Jan Jambon joue la carte du
Jan Jambon joue la carte du « covid-confédéralisme » pour adoucir le mécontentement qui enfle.© BELGA IMAGE

Mais même les bons élèves s’impatientent, attendent la récompense de leurs efforts et de leurs devoirs bien faits alors que l’autorité des maîtres en blouse blanche leur pèse de plus en plus. « La polarisation croît entre les gens de moins en moins enclins à suivre les consignes et celles et ceux qui, assez nombreux en Flandre, continuent de les suivre fidèlement et parfois même plus strictement qu’il n’est recommandé », reprend Dave Sinardet. Au calendrier de la classe, a été cochée la date du 11 juillet. Moins pour le jour de la fête nationale flamande que pour celui où, le ministre régional de la Santé Wouter Beke (CD&V) a donné sa parole: tout Flamand de plus de 18 ans aura reçu une première dose de vaccin. Sauf accro.

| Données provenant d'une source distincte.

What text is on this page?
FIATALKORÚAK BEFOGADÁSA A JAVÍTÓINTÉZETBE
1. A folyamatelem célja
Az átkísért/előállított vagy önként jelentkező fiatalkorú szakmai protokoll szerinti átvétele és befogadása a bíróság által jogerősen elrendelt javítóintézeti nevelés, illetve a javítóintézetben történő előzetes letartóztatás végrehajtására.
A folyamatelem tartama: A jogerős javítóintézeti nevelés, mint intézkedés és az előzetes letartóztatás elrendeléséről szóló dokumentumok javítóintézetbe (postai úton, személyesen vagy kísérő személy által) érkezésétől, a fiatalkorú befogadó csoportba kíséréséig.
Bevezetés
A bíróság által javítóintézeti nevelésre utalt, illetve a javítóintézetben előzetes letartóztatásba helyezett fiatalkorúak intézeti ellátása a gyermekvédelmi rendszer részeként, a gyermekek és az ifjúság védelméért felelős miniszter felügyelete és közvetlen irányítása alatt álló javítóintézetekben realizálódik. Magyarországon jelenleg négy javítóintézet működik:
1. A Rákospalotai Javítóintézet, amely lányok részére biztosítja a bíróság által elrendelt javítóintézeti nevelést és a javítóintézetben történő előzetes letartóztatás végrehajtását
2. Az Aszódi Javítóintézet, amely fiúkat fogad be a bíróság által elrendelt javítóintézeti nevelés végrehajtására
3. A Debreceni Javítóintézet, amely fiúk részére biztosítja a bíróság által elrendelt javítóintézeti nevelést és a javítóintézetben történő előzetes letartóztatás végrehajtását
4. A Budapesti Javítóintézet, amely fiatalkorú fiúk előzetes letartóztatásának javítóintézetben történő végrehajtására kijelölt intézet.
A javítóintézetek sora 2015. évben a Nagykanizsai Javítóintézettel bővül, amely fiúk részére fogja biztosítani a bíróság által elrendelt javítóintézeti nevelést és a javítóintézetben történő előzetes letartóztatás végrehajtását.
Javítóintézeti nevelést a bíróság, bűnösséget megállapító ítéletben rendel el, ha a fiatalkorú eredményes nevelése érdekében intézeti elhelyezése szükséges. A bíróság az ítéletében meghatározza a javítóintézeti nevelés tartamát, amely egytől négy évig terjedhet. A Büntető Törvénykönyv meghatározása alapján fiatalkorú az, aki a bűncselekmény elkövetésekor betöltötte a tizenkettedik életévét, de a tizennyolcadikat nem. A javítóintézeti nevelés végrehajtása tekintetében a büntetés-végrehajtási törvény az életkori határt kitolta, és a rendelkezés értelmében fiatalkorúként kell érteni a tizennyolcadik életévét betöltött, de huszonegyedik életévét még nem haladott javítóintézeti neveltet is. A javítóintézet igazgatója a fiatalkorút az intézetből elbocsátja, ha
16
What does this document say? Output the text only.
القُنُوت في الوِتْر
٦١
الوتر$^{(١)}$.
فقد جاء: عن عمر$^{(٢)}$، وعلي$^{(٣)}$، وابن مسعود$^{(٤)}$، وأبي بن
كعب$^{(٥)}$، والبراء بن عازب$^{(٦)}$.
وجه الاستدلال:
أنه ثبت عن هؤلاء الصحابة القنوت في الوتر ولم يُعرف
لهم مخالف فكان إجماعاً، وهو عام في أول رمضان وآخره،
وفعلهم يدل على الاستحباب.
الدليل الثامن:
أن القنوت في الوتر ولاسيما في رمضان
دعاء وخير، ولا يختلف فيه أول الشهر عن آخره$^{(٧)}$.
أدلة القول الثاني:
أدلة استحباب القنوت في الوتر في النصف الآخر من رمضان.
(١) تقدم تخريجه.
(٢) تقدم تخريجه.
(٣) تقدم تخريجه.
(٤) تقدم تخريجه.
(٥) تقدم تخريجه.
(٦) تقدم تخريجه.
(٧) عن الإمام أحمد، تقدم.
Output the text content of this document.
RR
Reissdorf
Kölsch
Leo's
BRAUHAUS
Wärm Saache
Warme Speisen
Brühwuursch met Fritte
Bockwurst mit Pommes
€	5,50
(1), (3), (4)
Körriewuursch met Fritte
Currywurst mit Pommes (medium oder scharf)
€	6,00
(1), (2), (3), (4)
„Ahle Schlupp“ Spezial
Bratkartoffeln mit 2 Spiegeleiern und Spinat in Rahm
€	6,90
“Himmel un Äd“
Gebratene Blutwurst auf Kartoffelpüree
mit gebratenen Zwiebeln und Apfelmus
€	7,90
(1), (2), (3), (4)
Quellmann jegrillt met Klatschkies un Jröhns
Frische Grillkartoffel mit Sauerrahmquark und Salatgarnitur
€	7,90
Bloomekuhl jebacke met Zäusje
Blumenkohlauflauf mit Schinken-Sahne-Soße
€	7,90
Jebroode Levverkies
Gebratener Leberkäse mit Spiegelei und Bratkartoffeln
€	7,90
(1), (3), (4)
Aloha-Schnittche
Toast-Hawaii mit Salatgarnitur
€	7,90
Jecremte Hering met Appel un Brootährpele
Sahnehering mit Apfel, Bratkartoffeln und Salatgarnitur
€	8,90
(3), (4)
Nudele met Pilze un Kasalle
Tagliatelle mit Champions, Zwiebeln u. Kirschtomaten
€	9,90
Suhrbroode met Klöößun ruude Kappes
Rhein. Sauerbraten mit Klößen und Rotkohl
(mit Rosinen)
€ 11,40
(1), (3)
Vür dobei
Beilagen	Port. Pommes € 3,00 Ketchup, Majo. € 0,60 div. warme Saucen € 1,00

Et sans compter en plus avec l’empêcheur d’assouplir et de retrouver une liberté rapidement, le Wallon et plus encore le Bruxellois qui, eux, rechignent trop à se faire piquer, influencés qu’ils seraient par les états d’âme du voisin français et son puissant mouvement antivax. La Flandre entière est invitée à s’en irriter. « Tout est communautaire, même la vaccination », colporte la N-VA, à présent relayée par Jan Jambon, le ministre-président flamand en personne. Autant jouer la carte du Covid-confederalisme pour chercher à détourner le mécontentement qui enfle. Hendrik Vuye le rappelle, « dans la mentalité flamande, on a l’habitude de se venger d’une insatisfaction aux élections ».